La tesi fondamentale è chiara: l’osservazione critica delle dinamiche dello Strega, proprio perché si tratta di uno spazio in cui si incontrano i vari attori del campo letterario, restituisce un’immagine sintetica delle tendenze culturali contemporanee, e ciò è vero in particolar modo a cominciare dagli anni del nuovo secolo, durante i quali la ridefinizione della tradizione tende a scostarsi rapidamente dall’umanesimo Novecentesco. Il primo capitolo del libro è dedicato alla funzione contemporanea di «catalizzatore» commerciale del premio, che si è allontanato dall’originario salotto letterario per diventare una sorta di brand culturale, adeguatosi rapidamente alle nuove forme di consacrazione mediatica (ancorché senza mediazione) che l’ideologia liberale impone sotto le mentite spoglie di una democratizzazione, di un avvicinamento capzioso al pubblico. Il risultato è la perdita di centralità del libro in sé, che sempre più è spinto a trasformarsi in «sistema passante», concetto che Simonetti aveva già elaborato nel precedente La letteratura circostante (Il Mulino, 2018): «è diventato importante per il destino di un libro non rimanere solo, ma entrare … in un flusso di informazioni e relazioni … in connessione studiata con altre forme di promozione letteraria à la page nelle civiltà dello spettacolo – i mass media, la rete, i festival, i saloni del libro, i readings».

Nei due capitoli seguenti l’autore osserva da presso le costanti stilistiche e tematiche che contraddistinguono i finalisti del premio. Viene così messa a fuoco una sorta di «formazione stilistica di compromesso», che rende il «romanzo da Strega» un terreno fertile per il trionfo del romanzo midcult, in grado di accordare i poli della leggibilità e della letterarietà.
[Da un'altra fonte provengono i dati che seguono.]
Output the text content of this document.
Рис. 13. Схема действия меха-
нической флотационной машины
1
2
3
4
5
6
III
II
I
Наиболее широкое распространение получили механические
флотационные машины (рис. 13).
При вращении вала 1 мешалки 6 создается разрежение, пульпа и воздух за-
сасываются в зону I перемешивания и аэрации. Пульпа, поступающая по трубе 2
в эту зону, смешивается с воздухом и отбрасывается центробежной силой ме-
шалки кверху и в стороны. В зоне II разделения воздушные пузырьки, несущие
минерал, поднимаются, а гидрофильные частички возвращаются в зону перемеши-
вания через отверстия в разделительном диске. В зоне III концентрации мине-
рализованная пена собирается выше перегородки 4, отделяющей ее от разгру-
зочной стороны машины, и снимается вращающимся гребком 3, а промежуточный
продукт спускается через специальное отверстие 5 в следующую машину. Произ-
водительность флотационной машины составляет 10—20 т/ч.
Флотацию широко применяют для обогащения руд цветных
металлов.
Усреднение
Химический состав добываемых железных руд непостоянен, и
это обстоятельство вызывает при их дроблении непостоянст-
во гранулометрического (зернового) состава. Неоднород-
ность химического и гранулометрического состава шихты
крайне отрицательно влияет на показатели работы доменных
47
Gli esiti sono molto variabili, e tra i molti libri vincitori ve ne sono anche di felici – Simonetti riporta gli esempi di Domenico Starnone, con Via Gemito (Einaudi, 2000), Walter Siti, con Resistere non serve a niente (Rizzoli 2012), ed Emanuele Trevi, con Due vite (Neri Pozza, 2021). In nessun caso, però, il principio della chiarezza può essere sacrificato a una sperimentazione stilistica che metta il lettore in una posizione scomoda: l’impianto narrativo non deve disorientare, va incardinato su scene madri a forte effetto emotivo e condotto a ritmo sostenuto («si può far commuovere o sorridere, ma annoiare è proibito sempre»).

D’altra parte, mai eccedere con le rassicurazioni: sono da evitare gli stilemi più evidenti del romanzo di consumo e soprattutto non deve mancare l’ingrediente letterario, una forte dose di retorica (per lo più nelle forme più enfatiche di accumulatio – anafore, enumerazioni) e di figuralità metaforica (spesso idiomatica, spenta o, di contro, espressiva fino alla caricatura). L’idea di organicità, di organizzazione complessiva e coerente dello stile, è di frequente sacrificata a fronte di una generica narratività che abbraccia una concezione contenutistica e pedagogica del romanzo. Il timore di tradire l’ideologia esplicita (che divide il mondo in buoni e cattivi) ostacola l’approfondimento delle contraddizioni psicologiche e della ricerca linguistica, e tende così a sopprimere l’alone di dubbio morale che costituisce una delle ricchezze conoscitive del romanzo. Costruiti come sintomi difensivi, spesso i libri finalisti, servono «prima ancora che a intrattenere, a identificarsi e identificare, e insomma a proteggere (da tutto ciò che ancora non sappiamo)».